Gezielt sperrig beginnt Christa Cordelia Messner ihre Komposition Crux. Heftig insistierende Attacken und Reibungen wirken wie ein Aufbegehren, doch folgen dem bald Phasen der Ermattung und geradezu Ergebung. Letztlich ist «Loslassen» die Devise von Crux, das als ruhiger Klagegesang endet.
Etwas aus dem sonstigen Rahmen fällt Eva-Maria Houbens Projektbeitrag, der neben dem Passionstext auch dessen freudevolles weihnachtliches Gegenstück «Stabat mater speciosa iuxta foenum gaudiosa» mit einbezieht und in seinem Ineinander von Klang und Stille auch ein Zuspielband benutzt: Ist es eine Art tragender Bordun, der die Live-Aktionen stützt?
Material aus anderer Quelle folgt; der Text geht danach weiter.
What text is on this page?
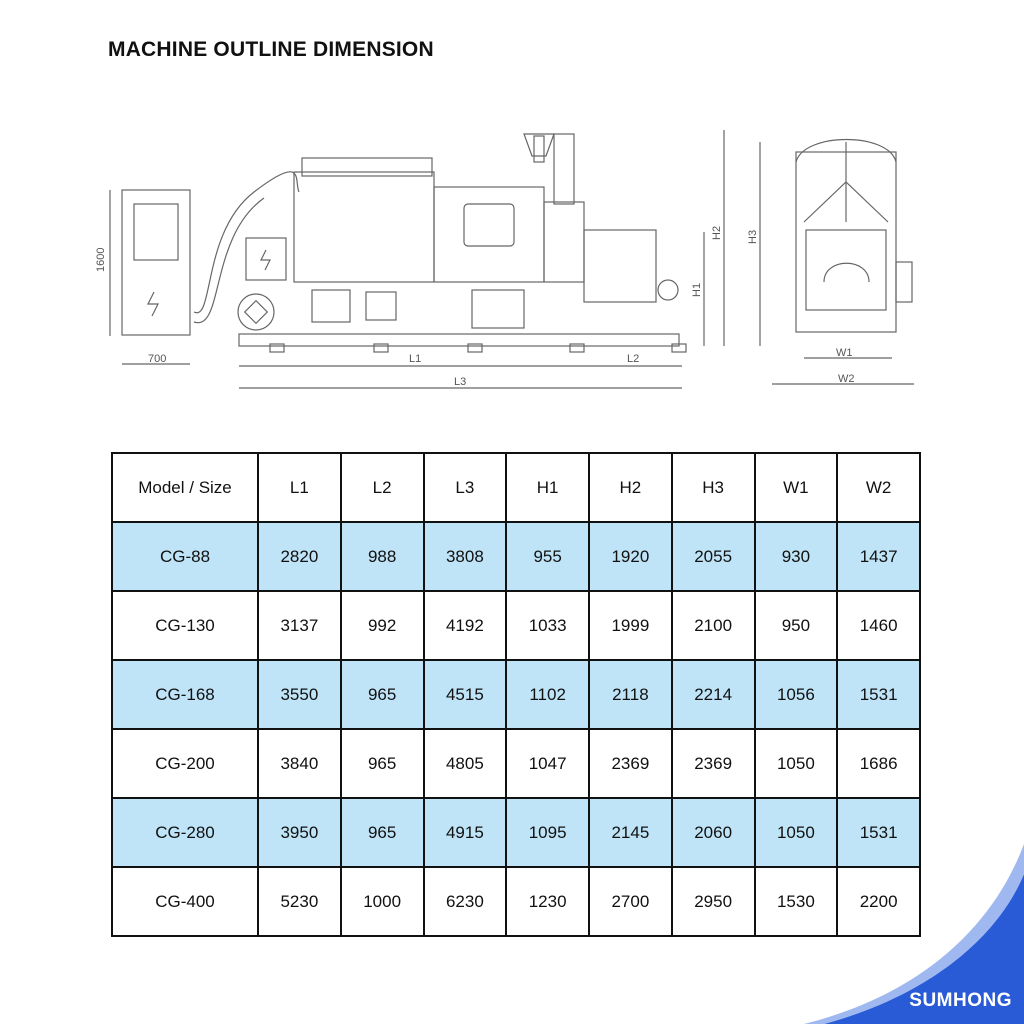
MACHINE OUTLINE DIMENSION
1600
700	L1	L2
L3
H1
H2 H3
W1
W2
Model / Size	L1	L2	L3	H1	H2	H3	W1	W2
CG-88	2820	988	3808	955	1920	2055	930	1437
CG-130	3137	992	4192	1033	1999	2100	950	1460
CG-168	3550	965	4515	1102	2118	2214	1056	1531
CG-200	3840	965	4805	1047	2369	2369	1050	1686
CG-280	3950	965	4915	1095	2145	2060	1050	1531
CG-400	5230	1000	6230	1230	2700	2950	1530	2200
SUMHONG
Oder eine Metapher für den ob des Einzelschmerzes indifferent bleibenden Welthintergrund?
Am theatralischsten fällt der Beitrag von Birgitta Muntendorf aus. Dass die italienischen Flagellanten des 14. Jahrhunderts das «Stabat Mater» bei ihren Wanderungen öffentlich sangen, bildet den Ausgangspunkt ihrer nicht nach innen trauernden, sondern Leid exzessiv ausstellenden Arbeit. Von «Melodramatik» und «überzeichneten Gesten» strotzt ihr Werk, in dem Realitätsfragmente wie Hechellaut und Peitschenknall zu vernehmen sind, während der (eingedeutschte) Text nahezu dadaistisch-sprachspielerisch deformiert wird.